For these reasons, this diet is often confused with vegan or vegetarian. Although similar in some ways, they are not the same.
People who follow vegan diets abstain from consuming any animal products, including dairy, meat, poultry, seafood, eggs and honey. Vegetarians exclude all meat and poultry from their diets, but some vegetarians eat eggs, seafood or dairy.
The WFPB diet, on the other hand, is more flexible. Followers eat mostly plants, but animal products aren’t off limits.
While one person following a WFPB diet may eat no animal products, another may eat small amounts of eggs, poultry, seafood, meat or dairy.
Calories On A Whole Foods Diet
Eating whole foods meets USDA recommendations, which suggest a balanced daily diet of fruits, vegetables, lean meats, grains, and dairy products. It’s easier to follow because there is no need to count calories. Whole Foods are naturally lower in calories and in unhealthy fats (such as trans fats).
Whole Foods help us to recognize when we’re full
Studies show that added ingredients in processed foods make it hard to know when to stop eating or realize you’re full. For example, it would be easy to drink a cup or two of orange juice, which is equivalent to eating four to eight oranges (along with all the additives found in orange juice). But it would be pretty tough to eat, much less want to eat, four to eight actual oranges in one sitting. When your meals and snacks are made with natural, Whole Foods, it’s difficult to eat too much. That’s why whole foods help you lose weight.
Processed foods like orange juice are refined. So the sugar from these foods are easily and quickly digested. When your body absorbs energy fast you get a sugar high. When you have so much sugar in your system your body has to quickly store it. Then you have a sugar crash which makes you feel hungry again.
When you eat whole foods, like an orange, your body has to work to break down all the fiber, vitamins, minerals, and other nutrients, which takes time. So the energy is released slowly and steadily. That’s why natural foods keep you full longer than meals and snacks made up of processed foods.
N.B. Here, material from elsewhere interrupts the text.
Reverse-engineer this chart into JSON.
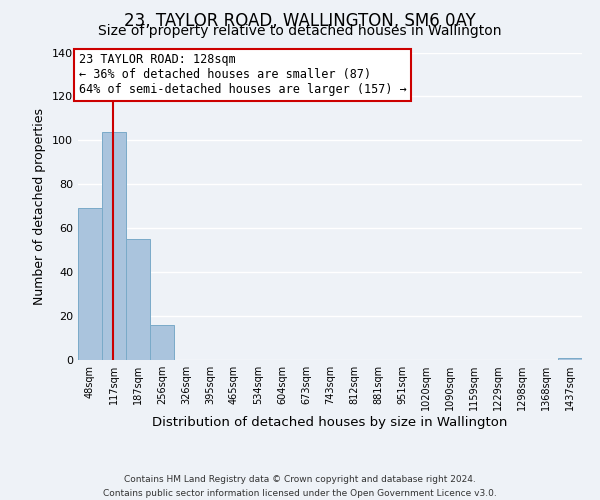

It Doesn’t Have To Be All Or Nothing
Don’t try to eat the perfect whole foods meal. It doesn’t have to be all or nothing. It’s o.k. to include mayonnaise in a tuna fish sandwich, or cream in a cup of coffee. Meals should include some fat.
Many people aim for the 90:10 rule. Once they’re in the habit of eating real food, they eat them 90% of the time and 10% of the time they’ll choose foods that aren’t whole foods. Eating cake at a birthday, a cookie for a snack or a hot dog at the school fundraiser, keeps us flexible and feeling less regimented, leading to long-term success. The goal is to eat a more balanced, healthy diet, not one filled with so many guidelines or restrictions you finally give up.
Some think these options are more expensive than quick, ready made processed foods. But that’s not true. I found wonderful posts that explained how to shop and cook great meals on a limited budget. Next week, we’ll share for ways to shop and serve wonderful meals on a budget. Start small and build as you can. Habits don’t change with the flip of a switch. They evolve. Small changes allow your preferences to adapt. Baby steps make change easy and lasting. It’ll be worth the effort.